L’émergence de la parole autochtone contemporaine est l’une plus belles occurences sur les scènes québécoises depuis quelques années. Et la pièce de Soleil Launière, Akuteu, participe à ce mouvement hétéroclite et luxuriant, sachant autant évoquer la tradition que la vie complexe d’aujourd’hui.
Avec Akuteu, la talentueuse artiste multidisciplinaire, Soleil Launière présente son premier texte de théâtre, Akuteu, mais il ne s’agit pas des premières paroles de son cru présentées sur scène depuis ses débuts en 2008. La créatrice originaire de Mashteuiatsh a utilisé à maintes reprises la performance, la technologie, la musique (elle chante), la danse (elle danse aussi très bien), mais aussi le texte, dans une moindre mesure il est vrai, seule ou avec d’autres. Et ce , même dans la performance Meshtitau présentée lors du dernier FTA en 2021.
Cette fois, c’est différent. Il s’agit d’un travail éminemment personnel où Soleil Launière parle de sa vie en adresse directe au public. Elle intercale ses confessions – tantôt drôles, tantôt touchantes comme cette tirade nommant des femmes et filles autochtones disparues ou assassinées – par des envolées plus poétiques axées sur ses origines, sa communauté et ses pratiques ancestrales. Elle nous parle de racisme et de préjugés, de résilience et de créativité dans un esprit ludique, un clin d’oeil dans la voix et une tempête dans le regard.
Il n’y a pas là de prêchi-prêcha de sa part. Au contraire, malgré un propos souvent grave, l’artiste affiche une candeur rafraîchissante en avouant ses propres manques, comme celui au sujet de son nom en Innu qui veut dire « celle qui transforme la pluie en arc-en-ciel », mais qu’elle ne saurait plus prononcer dans sa langue maternelle. Tout le spectacle est marqué par ces aveux souriants et cette volonté de dire qui elle est vraiment sans chercher à se cacher, ni à susciter le pathos d’ailleurs.

Dans la petite salle Jean-Claude Germain, la scénographie se veut simple et symbolique avec des troncs d’arbre au sol et des billots suspendus dans les airs. Au centre, de vert vêtue, Soleil Launière évolue sur une plateforme vitrée parcourue par des barraux qui font penser à une prison. La bande sonore renvoie à un climat plus spirituel avec, complémentaires, de très belles courtes scènes dansées ou chantées.
La quête identitaire de l’artiste ne se porte pas vers le politique, mais souligne l’ambiguïté de sa propre autochtonie.

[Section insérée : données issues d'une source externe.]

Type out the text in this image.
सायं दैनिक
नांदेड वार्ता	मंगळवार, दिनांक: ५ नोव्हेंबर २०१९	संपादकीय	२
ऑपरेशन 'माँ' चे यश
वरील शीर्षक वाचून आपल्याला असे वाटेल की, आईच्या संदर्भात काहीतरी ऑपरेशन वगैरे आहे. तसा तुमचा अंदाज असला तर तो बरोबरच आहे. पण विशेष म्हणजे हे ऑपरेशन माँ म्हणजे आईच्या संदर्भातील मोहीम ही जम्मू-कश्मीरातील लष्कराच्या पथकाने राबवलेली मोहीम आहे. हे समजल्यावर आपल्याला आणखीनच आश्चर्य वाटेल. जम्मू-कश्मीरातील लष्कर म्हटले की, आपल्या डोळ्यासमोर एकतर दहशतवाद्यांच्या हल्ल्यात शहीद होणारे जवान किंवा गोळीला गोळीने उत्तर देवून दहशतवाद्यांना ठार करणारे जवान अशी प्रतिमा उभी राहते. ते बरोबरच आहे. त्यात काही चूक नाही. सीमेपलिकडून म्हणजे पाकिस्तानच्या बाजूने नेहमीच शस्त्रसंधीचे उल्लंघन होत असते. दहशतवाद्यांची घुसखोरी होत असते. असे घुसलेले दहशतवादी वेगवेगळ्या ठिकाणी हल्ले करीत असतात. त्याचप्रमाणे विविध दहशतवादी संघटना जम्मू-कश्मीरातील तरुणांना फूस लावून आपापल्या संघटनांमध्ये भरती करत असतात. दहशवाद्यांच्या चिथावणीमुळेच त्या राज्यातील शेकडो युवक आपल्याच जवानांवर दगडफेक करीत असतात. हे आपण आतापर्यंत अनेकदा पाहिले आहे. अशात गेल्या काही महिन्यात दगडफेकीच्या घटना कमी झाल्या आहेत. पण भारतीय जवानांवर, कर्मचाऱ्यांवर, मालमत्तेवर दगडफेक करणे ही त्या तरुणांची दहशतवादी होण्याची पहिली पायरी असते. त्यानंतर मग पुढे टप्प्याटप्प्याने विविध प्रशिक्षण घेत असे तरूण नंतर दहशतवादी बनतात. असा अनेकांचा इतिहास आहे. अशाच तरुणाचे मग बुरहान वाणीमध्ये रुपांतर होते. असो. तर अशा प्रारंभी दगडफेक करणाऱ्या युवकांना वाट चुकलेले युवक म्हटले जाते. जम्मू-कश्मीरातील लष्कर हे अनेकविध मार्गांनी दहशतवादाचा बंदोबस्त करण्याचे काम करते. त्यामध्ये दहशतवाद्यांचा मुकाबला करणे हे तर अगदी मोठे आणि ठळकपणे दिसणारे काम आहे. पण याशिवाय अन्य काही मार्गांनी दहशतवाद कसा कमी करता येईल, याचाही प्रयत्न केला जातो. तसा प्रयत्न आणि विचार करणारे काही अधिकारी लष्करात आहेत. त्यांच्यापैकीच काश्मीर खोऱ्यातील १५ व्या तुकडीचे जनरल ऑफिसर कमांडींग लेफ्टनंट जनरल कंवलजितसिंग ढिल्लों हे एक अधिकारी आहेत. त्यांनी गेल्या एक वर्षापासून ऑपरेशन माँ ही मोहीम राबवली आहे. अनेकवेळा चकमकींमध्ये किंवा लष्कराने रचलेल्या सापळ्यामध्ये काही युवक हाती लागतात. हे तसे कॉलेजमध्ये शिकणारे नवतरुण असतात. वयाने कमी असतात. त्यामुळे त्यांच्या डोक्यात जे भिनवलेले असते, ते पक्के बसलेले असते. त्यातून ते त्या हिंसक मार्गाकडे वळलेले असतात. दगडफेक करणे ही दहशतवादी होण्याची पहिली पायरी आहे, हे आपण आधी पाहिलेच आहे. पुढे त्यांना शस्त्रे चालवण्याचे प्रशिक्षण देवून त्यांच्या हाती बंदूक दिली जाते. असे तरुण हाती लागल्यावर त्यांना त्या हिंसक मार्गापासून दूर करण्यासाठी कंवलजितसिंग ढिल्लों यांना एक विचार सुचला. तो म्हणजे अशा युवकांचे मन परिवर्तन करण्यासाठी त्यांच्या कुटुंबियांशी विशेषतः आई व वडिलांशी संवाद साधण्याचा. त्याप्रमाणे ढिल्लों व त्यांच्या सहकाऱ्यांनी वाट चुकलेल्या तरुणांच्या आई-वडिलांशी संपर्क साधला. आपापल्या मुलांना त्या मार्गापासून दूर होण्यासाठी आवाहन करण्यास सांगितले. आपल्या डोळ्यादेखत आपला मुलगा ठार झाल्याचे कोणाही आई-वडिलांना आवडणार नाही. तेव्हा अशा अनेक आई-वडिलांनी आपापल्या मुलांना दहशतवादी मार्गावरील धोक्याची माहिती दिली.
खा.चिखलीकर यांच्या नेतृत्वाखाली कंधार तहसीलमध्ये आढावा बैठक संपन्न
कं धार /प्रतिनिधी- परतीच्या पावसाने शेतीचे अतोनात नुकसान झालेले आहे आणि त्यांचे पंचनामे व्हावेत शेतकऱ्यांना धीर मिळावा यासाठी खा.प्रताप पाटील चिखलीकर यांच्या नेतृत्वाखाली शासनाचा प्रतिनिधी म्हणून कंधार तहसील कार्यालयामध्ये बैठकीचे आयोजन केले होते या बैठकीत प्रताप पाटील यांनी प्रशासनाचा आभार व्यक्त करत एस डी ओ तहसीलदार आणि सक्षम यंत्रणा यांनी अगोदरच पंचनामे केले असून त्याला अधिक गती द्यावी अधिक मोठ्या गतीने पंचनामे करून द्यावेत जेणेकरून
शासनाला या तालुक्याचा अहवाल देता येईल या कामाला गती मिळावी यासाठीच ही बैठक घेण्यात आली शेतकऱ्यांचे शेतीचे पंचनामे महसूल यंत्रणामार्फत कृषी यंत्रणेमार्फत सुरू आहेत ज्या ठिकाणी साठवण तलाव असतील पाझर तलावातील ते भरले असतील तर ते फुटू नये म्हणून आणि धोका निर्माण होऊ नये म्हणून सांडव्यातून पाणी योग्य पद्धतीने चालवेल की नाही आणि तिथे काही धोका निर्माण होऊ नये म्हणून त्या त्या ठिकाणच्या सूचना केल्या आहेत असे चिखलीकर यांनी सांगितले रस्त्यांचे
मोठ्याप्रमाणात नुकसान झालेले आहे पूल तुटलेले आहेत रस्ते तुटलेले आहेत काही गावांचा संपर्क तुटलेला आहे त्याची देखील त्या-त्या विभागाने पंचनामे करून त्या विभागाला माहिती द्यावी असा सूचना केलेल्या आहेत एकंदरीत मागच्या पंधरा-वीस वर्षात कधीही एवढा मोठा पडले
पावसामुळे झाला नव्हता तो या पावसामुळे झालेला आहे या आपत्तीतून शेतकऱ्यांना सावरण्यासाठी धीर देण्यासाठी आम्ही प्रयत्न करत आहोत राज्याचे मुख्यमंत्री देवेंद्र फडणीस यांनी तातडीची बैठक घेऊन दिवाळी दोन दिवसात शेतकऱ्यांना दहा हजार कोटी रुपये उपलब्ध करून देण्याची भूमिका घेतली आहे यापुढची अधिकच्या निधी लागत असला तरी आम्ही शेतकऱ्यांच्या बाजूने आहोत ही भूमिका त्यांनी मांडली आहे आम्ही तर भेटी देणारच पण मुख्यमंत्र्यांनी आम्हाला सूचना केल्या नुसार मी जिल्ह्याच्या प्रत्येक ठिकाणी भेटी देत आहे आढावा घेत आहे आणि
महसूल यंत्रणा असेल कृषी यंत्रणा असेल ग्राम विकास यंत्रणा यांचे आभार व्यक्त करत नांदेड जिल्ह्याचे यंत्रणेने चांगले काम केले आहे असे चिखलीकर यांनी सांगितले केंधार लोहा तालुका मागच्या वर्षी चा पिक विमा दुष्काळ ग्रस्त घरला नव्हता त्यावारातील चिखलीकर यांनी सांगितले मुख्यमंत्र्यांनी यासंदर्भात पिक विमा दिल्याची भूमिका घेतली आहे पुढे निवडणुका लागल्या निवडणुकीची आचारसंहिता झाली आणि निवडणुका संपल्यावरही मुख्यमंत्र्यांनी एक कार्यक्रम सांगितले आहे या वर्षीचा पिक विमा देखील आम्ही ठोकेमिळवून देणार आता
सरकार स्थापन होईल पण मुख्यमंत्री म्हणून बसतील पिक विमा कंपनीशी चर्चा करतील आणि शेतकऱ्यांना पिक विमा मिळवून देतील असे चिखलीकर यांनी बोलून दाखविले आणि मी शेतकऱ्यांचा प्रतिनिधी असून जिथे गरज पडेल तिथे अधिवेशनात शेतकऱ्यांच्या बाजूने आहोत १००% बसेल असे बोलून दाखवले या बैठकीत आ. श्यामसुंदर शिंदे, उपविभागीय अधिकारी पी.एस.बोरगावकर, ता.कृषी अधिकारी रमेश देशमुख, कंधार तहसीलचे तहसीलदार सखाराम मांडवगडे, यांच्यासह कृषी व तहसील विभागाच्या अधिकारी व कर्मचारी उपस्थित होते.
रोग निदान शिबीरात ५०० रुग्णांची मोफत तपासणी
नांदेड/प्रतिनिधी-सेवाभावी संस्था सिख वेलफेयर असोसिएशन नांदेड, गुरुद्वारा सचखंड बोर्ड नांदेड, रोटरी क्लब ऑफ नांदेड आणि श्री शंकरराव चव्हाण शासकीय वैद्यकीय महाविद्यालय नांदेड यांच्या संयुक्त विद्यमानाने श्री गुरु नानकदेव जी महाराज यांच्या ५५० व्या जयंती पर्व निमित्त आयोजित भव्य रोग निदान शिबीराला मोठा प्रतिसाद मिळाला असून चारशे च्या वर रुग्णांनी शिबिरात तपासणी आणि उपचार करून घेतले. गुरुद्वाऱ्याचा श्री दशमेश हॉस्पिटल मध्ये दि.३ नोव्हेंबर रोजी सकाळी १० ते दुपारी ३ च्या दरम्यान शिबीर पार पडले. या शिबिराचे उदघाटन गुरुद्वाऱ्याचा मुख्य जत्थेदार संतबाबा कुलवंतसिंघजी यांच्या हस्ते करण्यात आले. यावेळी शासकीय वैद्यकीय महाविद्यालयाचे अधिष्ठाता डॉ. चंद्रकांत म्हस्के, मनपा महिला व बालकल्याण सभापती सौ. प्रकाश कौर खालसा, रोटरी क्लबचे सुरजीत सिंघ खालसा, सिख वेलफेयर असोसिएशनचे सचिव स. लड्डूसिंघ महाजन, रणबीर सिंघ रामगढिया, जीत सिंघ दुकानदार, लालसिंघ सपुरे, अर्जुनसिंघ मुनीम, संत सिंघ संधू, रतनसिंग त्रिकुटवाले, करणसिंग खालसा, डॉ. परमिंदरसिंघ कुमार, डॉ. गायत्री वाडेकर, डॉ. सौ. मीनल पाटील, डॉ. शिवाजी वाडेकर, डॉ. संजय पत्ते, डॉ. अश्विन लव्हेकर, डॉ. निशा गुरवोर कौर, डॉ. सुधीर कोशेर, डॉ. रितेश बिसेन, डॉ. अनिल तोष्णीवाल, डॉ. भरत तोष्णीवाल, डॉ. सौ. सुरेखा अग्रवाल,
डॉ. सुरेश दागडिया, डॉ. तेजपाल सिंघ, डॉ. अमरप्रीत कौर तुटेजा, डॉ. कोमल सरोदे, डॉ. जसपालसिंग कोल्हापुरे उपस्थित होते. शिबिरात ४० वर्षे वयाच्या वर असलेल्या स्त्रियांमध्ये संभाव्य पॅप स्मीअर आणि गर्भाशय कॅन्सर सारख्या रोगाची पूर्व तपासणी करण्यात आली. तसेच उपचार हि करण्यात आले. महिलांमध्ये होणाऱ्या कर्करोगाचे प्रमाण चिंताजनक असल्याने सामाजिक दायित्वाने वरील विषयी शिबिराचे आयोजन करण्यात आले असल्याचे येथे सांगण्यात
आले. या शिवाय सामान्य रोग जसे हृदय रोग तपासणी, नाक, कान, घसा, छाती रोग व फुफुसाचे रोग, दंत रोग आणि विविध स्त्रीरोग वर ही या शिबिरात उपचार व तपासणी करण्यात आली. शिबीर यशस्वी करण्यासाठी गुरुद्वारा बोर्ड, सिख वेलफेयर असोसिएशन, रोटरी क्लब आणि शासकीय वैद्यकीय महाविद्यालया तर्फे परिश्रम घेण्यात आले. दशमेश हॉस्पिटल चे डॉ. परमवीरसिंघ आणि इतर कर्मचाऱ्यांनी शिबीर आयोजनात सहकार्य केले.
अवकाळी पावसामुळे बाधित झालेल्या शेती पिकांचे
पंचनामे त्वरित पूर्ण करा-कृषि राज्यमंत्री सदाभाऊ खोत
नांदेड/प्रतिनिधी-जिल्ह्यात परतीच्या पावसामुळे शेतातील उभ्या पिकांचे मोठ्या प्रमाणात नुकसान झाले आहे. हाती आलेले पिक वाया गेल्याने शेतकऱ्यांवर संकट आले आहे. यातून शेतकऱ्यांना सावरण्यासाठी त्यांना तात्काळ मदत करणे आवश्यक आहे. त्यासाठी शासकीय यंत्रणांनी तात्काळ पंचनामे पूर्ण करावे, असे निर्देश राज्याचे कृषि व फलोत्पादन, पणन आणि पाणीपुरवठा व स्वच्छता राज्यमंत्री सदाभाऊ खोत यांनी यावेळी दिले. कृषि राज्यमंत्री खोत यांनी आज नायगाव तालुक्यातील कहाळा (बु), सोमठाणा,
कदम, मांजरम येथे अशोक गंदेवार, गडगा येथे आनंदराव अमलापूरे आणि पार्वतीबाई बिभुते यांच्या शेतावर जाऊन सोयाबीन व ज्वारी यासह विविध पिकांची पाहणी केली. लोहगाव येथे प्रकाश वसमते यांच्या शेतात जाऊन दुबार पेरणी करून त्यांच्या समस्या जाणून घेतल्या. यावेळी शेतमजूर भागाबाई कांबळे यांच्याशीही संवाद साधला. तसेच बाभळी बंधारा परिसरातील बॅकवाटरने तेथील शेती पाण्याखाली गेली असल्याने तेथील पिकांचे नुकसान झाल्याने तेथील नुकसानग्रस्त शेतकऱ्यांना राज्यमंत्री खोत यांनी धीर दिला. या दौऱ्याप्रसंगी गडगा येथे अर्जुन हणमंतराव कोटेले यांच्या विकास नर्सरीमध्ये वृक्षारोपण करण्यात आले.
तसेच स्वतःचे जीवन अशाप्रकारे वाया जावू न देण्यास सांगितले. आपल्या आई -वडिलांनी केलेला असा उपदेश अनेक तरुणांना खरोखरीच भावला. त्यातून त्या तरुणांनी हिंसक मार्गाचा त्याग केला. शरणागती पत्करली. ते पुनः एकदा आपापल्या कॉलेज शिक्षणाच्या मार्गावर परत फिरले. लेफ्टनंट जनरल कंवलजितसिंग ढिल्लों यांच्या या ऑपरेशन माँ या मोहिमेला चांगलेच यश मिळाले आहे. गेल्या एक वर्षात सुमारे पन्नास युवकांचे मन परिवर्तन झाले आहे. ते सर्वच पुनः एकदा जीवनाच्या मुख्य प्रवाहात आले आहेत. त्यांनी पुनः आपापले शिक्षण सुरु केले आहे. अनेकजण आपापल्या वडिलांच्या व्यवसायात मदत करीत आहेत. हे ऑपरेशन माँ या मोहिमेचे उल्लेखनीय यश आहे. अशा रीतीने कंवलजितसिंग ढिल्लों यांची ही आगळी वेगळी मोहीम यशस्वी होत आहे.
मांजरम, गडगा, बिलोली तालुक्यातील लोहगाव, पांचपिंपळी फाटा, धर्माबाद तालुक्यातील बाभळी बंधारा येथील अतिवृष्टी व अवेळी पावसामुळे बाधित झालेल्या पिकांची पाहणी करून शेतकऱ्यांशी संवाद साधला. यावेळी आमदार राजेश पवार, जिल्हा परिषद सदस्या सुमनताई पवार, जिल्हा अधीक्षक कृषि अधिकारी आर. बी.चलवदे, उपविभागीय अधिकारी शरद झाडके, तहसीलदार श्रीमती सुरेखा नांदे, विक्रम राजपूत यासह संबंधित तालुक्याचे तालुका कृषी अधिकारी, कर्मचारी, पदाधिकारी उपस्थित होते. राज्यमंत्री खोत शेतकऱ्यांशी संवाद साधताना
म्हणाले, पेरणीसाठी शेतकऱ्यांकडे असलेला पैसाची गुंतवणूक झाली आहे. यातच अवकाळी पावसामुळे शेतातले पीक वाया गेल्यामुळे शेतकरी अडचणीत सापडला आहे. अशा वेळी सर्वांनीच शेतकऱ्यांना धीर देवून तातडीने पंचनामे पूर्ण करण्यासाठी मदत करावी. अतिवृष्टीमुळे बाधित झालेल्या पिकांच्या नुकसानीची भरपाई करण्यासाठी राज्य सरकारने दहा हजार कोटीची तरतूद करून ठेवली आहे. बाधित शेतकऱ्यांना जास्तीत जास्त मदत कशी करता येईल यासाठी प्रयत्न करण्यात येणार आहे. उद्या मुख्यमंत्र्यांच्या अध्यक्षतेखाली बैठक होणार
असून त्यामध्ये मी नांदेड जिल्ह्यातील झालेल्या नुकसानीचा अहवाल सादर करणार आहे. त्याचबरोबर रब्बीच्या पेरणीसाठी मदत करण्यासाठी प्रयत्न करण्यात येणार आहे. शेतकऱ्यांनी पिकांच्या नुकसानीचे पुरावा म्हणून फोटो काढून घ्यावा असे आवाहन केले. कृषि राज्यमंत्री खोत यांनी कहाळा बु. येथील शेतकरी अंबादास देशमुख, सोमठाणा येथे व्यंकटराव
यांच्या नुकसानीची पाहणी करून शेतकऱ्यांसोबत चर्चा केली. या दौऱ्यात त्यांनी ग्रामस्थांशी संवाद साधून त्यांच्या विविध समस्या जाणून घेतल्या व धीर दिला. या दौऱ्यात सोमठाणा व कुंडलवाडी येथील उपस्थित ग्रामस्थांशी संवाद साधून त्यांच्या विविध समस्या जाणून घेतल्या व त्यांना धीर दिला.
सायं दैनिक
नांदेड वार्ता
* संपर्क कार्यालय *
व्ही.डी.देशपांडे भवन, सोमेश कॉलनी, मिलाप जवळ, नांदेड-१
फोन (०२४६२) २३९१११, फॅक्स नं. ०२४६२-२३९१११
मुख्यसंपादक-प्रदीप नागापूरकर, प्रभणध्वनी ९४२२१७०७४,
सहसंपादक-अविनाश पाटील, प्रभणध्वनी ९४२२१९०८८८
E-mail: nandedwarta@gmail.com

Trop blanche ou pas assez autochtone, les doutes ont marqué toute la vie de Soleil Launière. il ne s’agit pas non plus d’une position victimaire, davantage un tremplin qui en font l’artiste qu’elle est devenue. Soleil Launière s’est entourée d’une excellente équipe, dont Johanne Haberlin à la mise en scène, qui a su l’appuyer dans le but de créer un rythme soutenu grâce à des scènes bien délimitées dans le temps et l’espace.
Même si le texte peut paraître malhabile par moments, images involontairement floues ou bancales, il s’agit d’un premier pas – il y en aura un autre lors de sa résidence au CTDA – important. Les qualités de l’ensemble de sa prestation confirme que Soleil Launière est là pour enchanter encore et encore le monde de sa vision qui sait accorder la place autant au passé qu’au futur, le sien et celui des siens, dans un monde encore trop indifférent ou carrément hostile.
Akuteu fait référence à « un objet suspendu » en innu, et plus précisément à un orignal pendu par les pieds » à ses yeux. L’artiste dira avoir l’impression d’être déracinée et d’évoluer au-dessus du vide. Cette création prouve la nécessité de sa démarche exploitant une riche palette de couleurs. Akuteu démontre aussi qu’elle possède tous les outils dramaturgiques et scéniques pour un atterissage réussi sur la planète, sa planète, théâtre.

Akuteu est présentée à la salle Jean-Claude Germain du Théâtre d’aujourd’hui jusqu’au 7 mai.